In The Immortal Hulk, Shaman joins the group Gamma Flight, a variant of Alpha Flight. In Strange Academy, he joins the eponymous school as a teacher of spiritual studies.

==Powers and abilities==
During his initial training with the spirit of his grandfather, Shaman underwent intensive physical and mental training and discipline. He gained the understanding of the Sacree medicine men was able to concentrate to the point of not just thinking of objects, but feeling or knowing them in order to draw them out of his medicine pouch. He was also able to run at full speed through the forest without disturbing the wildlife that lived there.

Shaman, as a fully trained doctor, also has knowledge of anatomy and intricate surgical and medical procedures. Before his training as a mystic, he was a surgeon in Canada.

Shaman is a magic-wielder who carries a medicine bag which contains a pocket dimension known as the Void. He can summon all manner of physical and mystical objects and potions from the bag.

Following his vision quest, Shaman gains the power to beseech spirits to fulfill his requests. He cannot force the spirits to obey. In this incarnation, Shaman carries a "spirit staff," which glows when he summons the spirits. He wears an "eagle helm," which can transform into an eagle which serves as his familiar spirit.

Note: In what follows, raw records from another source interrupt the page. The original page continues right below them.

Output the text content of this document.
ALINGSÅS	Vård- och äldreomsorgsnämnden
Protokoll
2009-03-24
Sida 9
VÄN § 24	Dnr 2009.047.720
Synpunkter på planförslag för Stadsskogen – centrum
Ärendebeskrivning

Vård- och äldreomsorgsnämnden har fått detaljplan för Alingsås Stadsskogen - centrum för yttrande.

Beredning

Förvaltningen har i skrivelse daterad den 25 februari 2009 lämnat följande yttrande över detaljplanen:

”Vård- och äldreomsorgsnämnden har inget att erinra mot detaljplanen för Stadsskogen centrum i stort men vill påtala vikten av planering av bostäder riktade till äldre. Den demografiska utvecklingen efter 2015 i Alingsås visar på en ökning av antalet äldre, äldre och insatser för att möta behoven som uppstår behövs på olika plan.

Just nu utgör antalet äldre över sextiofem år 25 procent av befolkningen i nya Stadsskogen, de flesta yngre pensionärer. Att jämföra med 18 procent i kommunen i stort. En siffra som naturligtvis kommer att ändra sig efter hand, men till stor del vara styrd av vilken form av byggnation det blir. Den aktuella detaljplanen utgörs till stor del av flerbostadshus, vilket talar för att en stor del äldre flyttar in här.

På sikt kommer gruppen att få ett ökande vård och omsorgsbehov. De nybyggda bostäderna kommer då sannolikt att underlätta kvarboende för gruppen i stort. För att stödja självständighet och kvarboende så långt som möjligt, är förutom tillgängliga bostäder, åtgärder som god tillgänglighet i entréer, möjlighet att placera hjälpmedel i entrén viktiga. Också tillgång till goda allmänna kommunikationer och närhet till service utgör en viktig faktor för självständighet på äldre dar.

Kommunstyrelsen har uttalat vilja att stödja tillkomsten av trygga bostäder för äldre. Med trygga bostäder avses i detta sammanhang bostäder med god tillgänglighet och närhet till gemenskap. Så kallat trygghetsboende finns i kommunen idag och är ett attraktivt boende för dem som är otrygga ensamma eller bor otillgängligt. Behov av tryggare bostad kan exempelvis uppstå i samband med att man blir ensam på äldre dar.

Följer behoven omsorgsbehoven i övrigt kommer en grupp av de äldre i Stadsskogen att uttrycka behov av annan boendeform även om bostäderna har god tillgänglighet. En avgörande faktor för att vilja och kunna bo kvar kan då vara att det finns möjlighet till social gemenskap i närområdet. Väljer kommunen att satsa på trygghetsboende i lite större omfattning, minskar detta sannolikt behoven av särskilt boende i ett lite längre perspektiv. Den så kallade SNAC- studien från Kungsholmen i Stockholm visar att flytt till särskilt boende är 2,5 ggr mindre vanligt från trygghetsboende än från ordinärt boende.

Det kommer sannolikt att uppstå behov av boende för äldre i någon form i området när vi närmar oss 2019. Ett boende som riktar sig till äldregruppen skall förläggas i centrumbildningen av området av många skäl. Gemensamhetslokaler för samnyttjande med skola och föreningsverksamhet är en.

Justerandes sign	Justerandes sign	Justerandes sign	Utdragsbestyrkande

Shaman can levitate by manipulating ambient mystical energy, and fly riding the winds. He seemed to be mostly adept at flying vertically.

When Shaman takes on the role of Talisman, he acquires the power to command natural spirits to do his will. He can manipulate vast mystical energy for a wide variety of effects. He has since relinquished these powers.

==Other versions==
===Earth-2530===
On Earth-2530, Shaman is a member of Alpha North America.

===Earth X===
In the "Earth X" reality, Shaman is a member of Alpha Flight who had an encounter with the Six.

===Ultimate Marvel===
An original incarnation of Shaman appears in Ultimate X-Men. This version is John Proudstar, who had his mutant abilities enhanced by the drug Banshee.

===What If===
Shaman was featured in an issue of What If, which takes place in a universe where the All-New All-Different X-Men were never formed. He is seen as a member of Alpha Flight led by Wolverine.

==In other media==
Shaman appears in the X-Men: The Animated Series episode "Repo Man", voiced by Don Francks.